Further gains against pet overpopulation
From ANIMAL PEOPLE, July/August 1993:
Continuing to refine the data on pound and shelter admissions and
euthanasias as more complete state statistics become available, Phil Arkow of the
Humane Society of Pike’s Peak has revised his estimate of the current U.S. euthanasia
toll, reported here in June, upward slightly to 5.7 million dogs and cats per year. This is
still the lowest total ever discovered––and reflects the most thorough research. Arkow’s
estimate is based on the 1991 totals, the most recent available in most instances, from
California (717,000); Colorado (69,766); Iowa (48,653); Massachusetts (79,500);
Maryland (90,000); New Jersey (75,263); Oregon (79,713); Texas (597,591); and
Washington (109,274). Together, these nine states include more than a third of the U.S.
human population, and are demographically almost identical to the U.S. as a whole.
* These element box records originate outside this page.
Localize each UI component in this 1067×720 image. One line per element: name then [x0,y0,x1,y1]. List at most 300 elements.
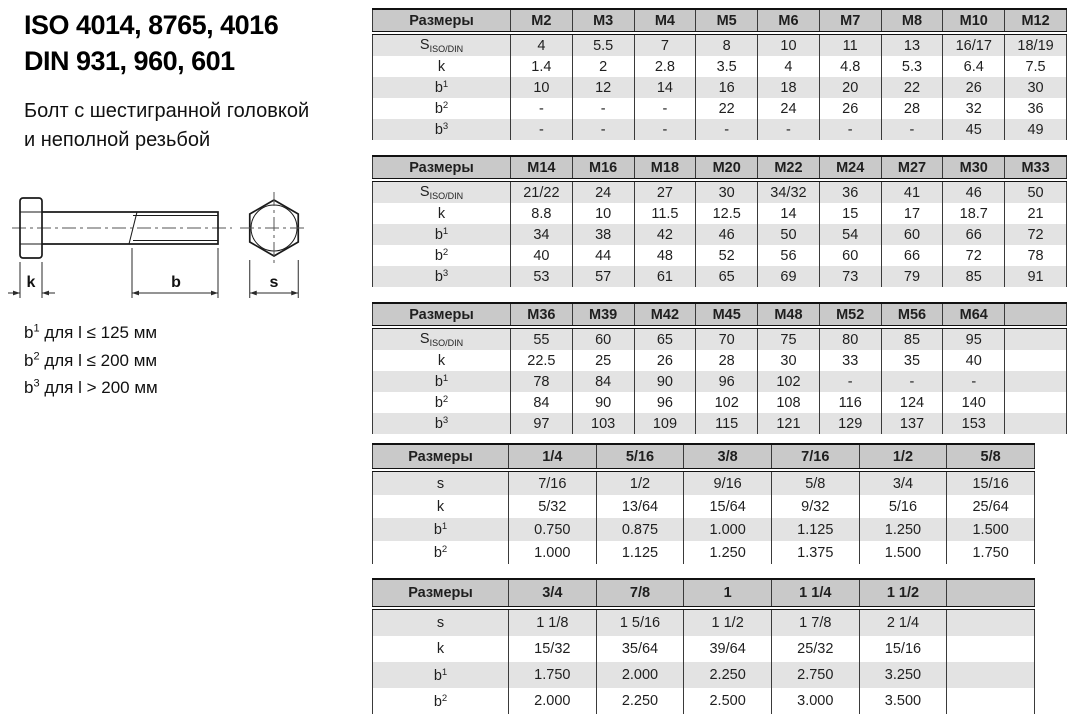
value-cell: 85 [881,327,943,350]
value-cell: 55 [511,327,573,350]
value-cell: 1.250 [859,518,947,541]
value-cell: 41 [881,180,943,203]
row-label: $b^3$ [373,266,511,287]
empty-cell [947,608,1035,636]
size-column-header: M22 [758,156,820,180]
row-label: k [373,203,511,224]
size-column-header: M56 [881,303,943,327]
footnotes [24,319,158,402]
value-cell: 14 [634,77,696,98]
size-column-header: M4 [634,9,696,33]
row-label: s [373,470,509,495]
value-cell: 96 [696,371,758,392]
size-column-header: M12 [1005,9,1067,33]
value-cell: - [758,119,820,140]
table-row [373,470,1035,495]
value-cell: 0.875 [596,518,684,541]
value-cell: 1.500 [859,541,947,564]
value-cell: 56 [758,245,820,266]
value-cell: 28 [881,98,943,119]
size-column-header: 7/16 [771,444,859,470]
table-row [373,224,1067,245]
value-cell: 2 [572,56,634,77]
value-cell: 1 1/8 [509,608,597,636]
value-cell: 109 [634,413,696,434]
value-cell: 153 [943,413,1005,434]
value-cell: 17 [881,203,943,224]
value-cell: 36 [819,180,881,203]
empty-cell [1005,371,1067,392]
value-cell: 9/16 [684,470,772,495]
header-row [373,444,1035,470]
dimension-table-1 [372,8,1067,140]
value-cell: 50 [1005,180,1067,203]
value-cell: 25 [572,350,634,371]
row-label: $S_{ISO/DIN}$ [373,327,511,350]
value-cell: 2.000 [596,662,684,688]
size-column-header: 1 [684,579,772,608]
row-label: $S_{ISO/DIN}$ [373,180,511,203]
table-row [373,33,1067,56]
dimension-label-b: b [171,274,181,291]
value-cell: 3.250 [859,662,947,688]
value-cell: 78 [1005,245,1067,266]
value-cell: 25/64 [947,495,1035,518]
footnote-b3: $b^3$ для l > 200 мм [24,377,158,398]
size-column-header: M16 [572,156,634,180]
value-cell: 8.8 [511,203,573,224]
value-cell: 35/64 [596,636,684,662]
value-cell: 45 [943,119,1005,140]
row-label: $b^2$ [373,688,509,714]
value-cell: 7 [634,33,696,56]
empty-cell [1005,327,1067,350]
value-cell: 129 [819,413,881,434]
size-column-header: M52 [819,303,881,327]
dimension-table-3 [372,302,1067,434]
value-cell: 5/8 [771,470,859,495]
subtitle-line-2: и неполной резьбой [24,129,211,151]
table-row [373,662,1035,688]
header-row [373,579,1035,608]
value-cell: 3/4 [859,470,947,495]
size-column-header: M3 [572,9,634,33]
value-cell: 1.000 [684,518,772,541]
value-cell: 15/64 [684,495,772,518]
value-cell: 11.5 [634,203,696,224]
value-cell: 2 1/4 [859,608,947,636]
value-cell: 95 [943,327,1005,350]
value-cell: 14 [758,203,820,224]
value-cell: 1.375 [771,541,859,564]
value-cell: 40 [943,350,1005,371]
size-column-header: M8 [881,9,943,33]
table-row [373,495,1035,518]
value-cell: 10 [572,203,634,224]
value-cell: 60 [819,245,881,266]
value-cell: 72 [943,245,1005,266]
value-cell: 5.3 [881,56,943,77]
row-label: k [373,636,509,662]
value-cell: 1.250 [684,541,772,564]
value-cell: - [572,119,634,140]
title-iso-standards: ISO 4014, 8765, 4016 [24,10,279,40]
value-cell: 61 [634,266,696,287]
page-subtitle [24,97,309,155]
value-cell: 90 [572,392,634,413]
value-cell: 5/32 [509,495,597,518]
sizes-header-cell: Размеры [373,444,509,470]
value-cell: - [819,119,881,140]
value-cell: - [634,119,696,140]
row-label: $b^1$ [373,371,511,392]
header-row [373,9,1067,33]
size-column-header: M64 [943,303,1005,327]
value-cell: 13/64 [596,495,684,518]
value-cell: 78 [511,371,573,392]
size-column-header: 5/16 [596,444,684,470]
footnote-b1: $b^1$ для l ≤ 125 мм [24,322,158,342]
row-label: k [373,56,511,77]
table-row [373,608,1035,636]
size-column-header: M7 [819,9,881,33]
value-cell: 65 [696,266,758,287]
value-cell: 72 [1005,224,1067,245]
size-column-header: 1/2 [859,444,947,470]
table-row [373,203,1067,224]
table-row [373,119,1067,140]
table-row [373,266,1067,287]
table-row [373,636,1035,662]
value-cell: 2.750 [771,662,859,688]
value-cell: 28 [696,350,758,371]
value-cell: 26 [943,77,1005,98]
empty-cell [1005,413,1067,434]
value-cell: 39/64 [684,636,772,662]
size-column-header: M36 [511,303,573,327]
value-cell: 1.750 [947,541,1035,564]
value-cell: 12 [572,77,634,98]
dimension-label-s: s [269,274,279,291]
subtitle-line-1: Болт с шестигранной головкой [24,100,310,122]
size-column-header: 1 1/4 [771,579,859,608]
empty-cell [947,688,1035,714]
value-cell: 84 [511,392,573,413]
value-cell: 73 [819,266,881,287]
row-label: $b^2$ [373,541,509,564]
value-cell: 18.7 [943,203,1005,224]
table-row [373,371,1067,392]
value-cell: - [511,98,573,119]
empty-cell [1005,392,1067,413]
row-label: k [373,350,511,371]
empty-cell [947,636,1035,662]
size-column-header: 3/4 [509,579,597,608]
size-column-header: M24 [819,156,881,180]
size-column-header: M2 [511,9,573,33]
value-cell: - [634,98,696,119]
value-cell: 4.8 [819,56,881,77]
table-row [373,541,1035,564]
value-cell: 1 5/16 [596,608,684,636]
size-column-header: M42 [634,303,696,327]
value-cell: 1.750 [509,662,597,688]
dimension-table-4 [372,443,1035,564]
row-label: $b^1$ [373,224,511,245]
value-cell: 9/32 [771,495,859,518]
size-column-header: M10 [943,9,1005,33]
size-column-header: M48 [758,303,820,327]
value-cell: 35 [881,350,943,371]
value-cell: 24 [758,98,820,119]
value-cell: - [819,371,881,392]
value-cell: 16/17 [943,33,1005,56]
value-cell: 1.125 [771,518,859,541]
value-cell: 2.000 [509,688,597,714]
value-cell: 2.8 [634,56,696,77]
value-cell: 15 [819,203,881,224]
value-cell: 137 [881,413,943,434]
value-cell: 33 [819,350,881,371]
bolt-technical-drawing [8,186,364,320]
value-cell: 3.500 [859,688,947,714]
value-cell: 40 [511,245,573,266]
value-cell: 4 [758,56,820,77]
value-cell: 21/22 [511,180,573,203]
table-row [373,518,1035,541]
size-column-header: M30 [943,156,1005,180]
row-label: k [373,495,509,518]
value-cell: 96 [634,392,696,413]
value-cell: 15/16 [947,470,1035,495]
value-cell: 38 [572,224,634,245]
empty-cell [947,662,1035,688]
value-cell: 27 [634,180,696,203]
header-row [373,156,1067,180]
value-cell: 30 [696,180,758,203]
value-cell: 1 7/8 [771,608,859,636]
value-cell: 3.5 [696,56,758,77]
size-column-header: M5 [696,9,758,33]
value-cell: 42 [634,224,696,245]
row-label: $b^3$ [373,413,511,434]
value-cell: 60 [572,327,634,350]
value-cell: 26 [819,98,881,119]
value-cell: 18 [758,77,820,98]
value-cell: 65 [634,327,696,350]
value-cell: - [572,98,634,119]
value-cell: 6.4 [943,56,1005,77]
table-row [373,180,1067,203]
value-cell: 36 [1005,98,1067,119]
value-cell: 66 [943,224,1005,245]
value-cell: 5/16 [859,495,947,518]
value-cell: 16 [696,77,758,98]
row-label: s [373,608,509,636]
value-cell: 70 [696,327,758,350]
value-cell: 52 [696,245,758,266]
table-row [373,56,1067,77]
empty-header-cell [947,579,1035,608]
value-cell: 15/32 [509,636,597,662]
value-cell: 20 [819,77,881,98]
value-cell: 3.000 [771,688,859,714]
value-cell: 57 [572,266,634,287]
value-cell: 121 [758,413,820,434]
value-cell: 5.5 [572,33,634,56]
table-row [373,77,1067,98]
value-cell: 69 [758,266,820,287]
table-row [373,413,1067,434]
value-cell: 34/32 [758,180,820,203]
value-cell: 1.125 [596,541,684,564]
value-cell: 48 [634,245,696,266]
dimension-table-2 [372,155,1067,287]
row-label: $b^1$ [373,77,511,98]
title-din-standards: DIN 931, 960, 601 [24,45,235,76]
sizes-header-cell: Размеры [373,579,509,608]
value-cell: 25/32 [771,636,859,662]
table-row [373,392,1067,413]
table-row [373,350,1067,371]
size-column-header: M45 [696,303,758,327]
value-cell: 15/16 [859,636,947,662]
value-cell: 26 [634,350,696,371]
value-cell: 116 [819,392,881,413]
value-cell: 84 [572,371,634,392]
size-column-header: 1/4 [509,444,597,470]
value-cell: 1.000 [509,541,597,564]
value-cell: 24 [572,180,634,203]
value-cell: - [696,119,758,140]
row-label: $b^1$ [373,662,509,688]
row-label: $b^2$ [373,245,511,266]
table-row [373,98,1067,119]
value-cell: 49 [1005,119,1067,140]
row-label: $b^2$ [373,98,511,119]
value-cell: - [881,371,943,392]
value-cell: 1/2 [596,470,684,495]
row-label: $b^3$ [373,119,511,140]
value-cell: 13 [881,33,943,56]
bolt-end-view [240,192,308,264]
value-cell: 10 [511,77,573,98]
value-cell: 1.4 [511,56,573,77]
footnote-b2: $b^2$ для l ≤ 200 мм [24,349,158,370]
sizes-header-cell: Размеры [373,156,511,180]
value-cell: 10 [758,33,820,56]
dimension-table-5 [372,578,1035,714]
value-cell: 66 [881,245,943,266]
sizes-header-cell: Размеры [373,9,511,33]
size-column-header: M39 [572,303,634,327]
header-row [373,303,1067,327]
value-cell: 102 [696,392,758,413]
value-cell: 53 [511,266,573,287]
value-cell: 103 [572,413,634,434]
size-column-header: M20 [696,156,758,180]
row-label: $b^2$ [373,392,511,413]
value-cell: 46 [696,224,758,245]
value-cell: 7.5 [1005,56,1067,77]
value-cell: 2.500 [684,688,772,714]
value-cell: 102 [758,371,820,392]
value-cell: 85 [943,266,1005,287]
value-cell: 46 [943,180,1005,203]
empty-header-cell [1005,303,1067,327]
value-cell: - [943,371,1005,392]
value-cell: 22.5 [511,350,573,371]
table-row [373,245,1067,266]
value-cell: 18/19 [1005,33,1067,56]
value-cell: 91 [1005,266,1067,287]
value-cell: 12.5 [696,203,758,224]
value-cell: 22 [696,98,758,119]
dimension-b [132,248,218,298]
value-cell: 97 [511,413,573,434]
value-cell: 90 [634,371,696,392]
size-column-header: M33 [1005,156,1067,180]
table-row [373,688,1035,714]
value-cell: 2.250 [684,662,772,688]
value-cell: 1 1/2 [684,608,772,636]
value-cell: 79 [881,266,943,287]
row-label: $S_{ISO/DIN}$ [373,33,511,56]
value-cell: 108 [758,392,820,413]
value-cell: 80 [819,327,881,350]
value-cell: 54 [819,224,881,245]
size-column-header: 3/8 [684,444,772,470]
size-column-header: M18 [634,156,696,180]
value-cell: 115 [696,413,758,434]
dimension-k [8,262,55,298]
sizes-header-cell: Размеры [373,303,511,327]
size-column-header: M27 [881,156,943,180]
empty-cell [1005,350,1067,371]
value-cell: 22 [881,77,943,98]
value-cell: 0.750 [509,518,597,541]
value-cell: 8 [696,33,758,56]
size-column-header: M14 [511,156,573,180]
value-cell: 4 [511,33,573,56]
value-cell: 30 [1005,77,1067,98]
table-row [373,327,1067,350]
page-title [24,8,278,80]
dimension-s [250,260,299,298]
value-cell: 50 [758,224,820,245]
value-cell: - [511,119,573,140]
value-cell: 2.250 [596,688,684,714]
value-cell: 32 [943,98,1005,119]
size-column-header: 5/8 [947,444,1035,470]
value-cell: - [881,119,943,140]
value-cell: 124 [881,392,943,413]
size-column-header: M6 [758,9,820,33]
value-cell: 44 [572,245,634,266]
size-column-header: 1 1/2 [859,579,947,608]
value-cell: 7/16 [509,470,597,495]
row-label: $b^1$ [373,518,509,541]
value-cell: 21 [1005,203,1067,224]
value-cell: 30 [758,350,820,371]
value-cell: 140 [943,392,1005,413]
value-cell: 34 [511,224,573,245]
value-cell: 75 [758,327,820,350]
dimension-label-k: k [26,274,36,291]
bolt-side-view [12,198,232,258]
size-column-header: 7/8 [596,579,684,608]
value-cell: 1.500 [947,518,1035,541]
While the 1991 estimate isn’t likely to change much, even with input from the
remaining states, 1992 Washington statistics reported by the Progressive Animal Welfare
Society show pound and shelter admissions declined 8.5%, to 165,786, while the number
of dogs and cats euthanized fell 7.6%, to 101,579. The improvement could result from
the publicity surrounding the King County anti-pet overpopulation ordinance adopted in
early 1992, and may not be matched by gains elsewhere. If the improvement is a national
trend, however, and if it continues, the national euthanasia total for 1992 may have been
circa 5.3 million, and the number euthanized this year could dip below five million. The
euthanasia numbers could rapidly rise again, however, if either the present rate of neuter-
ing declines or––perhaps in response to rabies panics––more animal control agencies are
obliged to start picking up and euthanizing feral cats, over which most presently have no
jurisdiction. There are an estimated 35 million feral cats in the U.S.